Nessa ocasião, Trump disse que Delcy Rodriguez era uma das opções em cima da mesa do lado norte-americano, dando assim a entender que podia contar com essa alternativa, se se desse o caso de a nova presidente mostrar ser colaborativa.
“Convidamos o governo dos Estados Unidos a trabalhar juntos numa agenda de cooperação voltada para o desenvolvimento partilhado dentro do âmbito do direito internacional, para fortalecer a convivência duradoura com a comunidade”, disse Delcy Rodriguez.
“Presidente Donald Trump, os nossos povos e a nossa região merecem paz e diálogo, não guerra”, disse
A presidente interina, de 56 anos, tem sido membro firme e de voz inflamada do ‘chavismo’, mas é também conhecida como uma mulher pragmática – circunstância que não terá escapado a Trump quando a colocou no grupo dos que eventualmente podem ajudar os Estados Unidos.
De qualquer modo, ainda não é clara a forma como a administração Trump quer trabalhar com um governo pós-Maduro, que previsivelmente estará cheio de inimigos ideológicos.
Tudo indica que, perante a derrocada do ‘chavismo’, Trump está exatamente à espera desse pragmatismo, que levará a que os interesses dos dois países possam convergir.
Entretanto, o Conselho de Segurança da ONU está prestes a debater a legalidade e implicações da ação dos Estados Unidos, num quadro em que Rússia e China, aliados de Maduro, afirmaram que os Estados Unidos violaram o direito internacional.
De qualquer modo, nada sairá do encontro que possa molestar os Estados Unidos – que, como os outros quatro membros permanentes, tem direito de veto sobre qualquer declaração.
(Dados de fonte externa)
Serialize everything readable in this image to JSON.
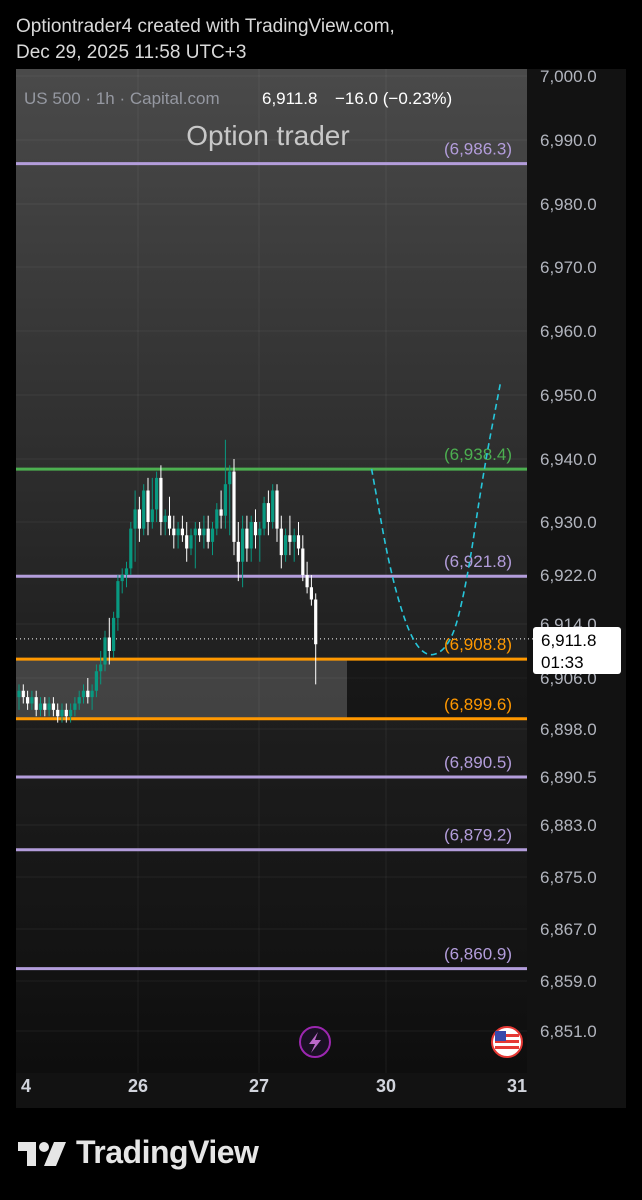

Na Venezuela, opositores de Maduro suspenderam as celebrações enquanto os seus leais seguidores permanecem no poder e não há sinais de que os militares estejam a mudar de posição, embora haja muitos suspeitas de que alguns deles ajudaram à operação de sábado passado.
Segundo várias reportagens, os venezuelanos têm corrido aos bens de primeira necessidade e aos medicamentos.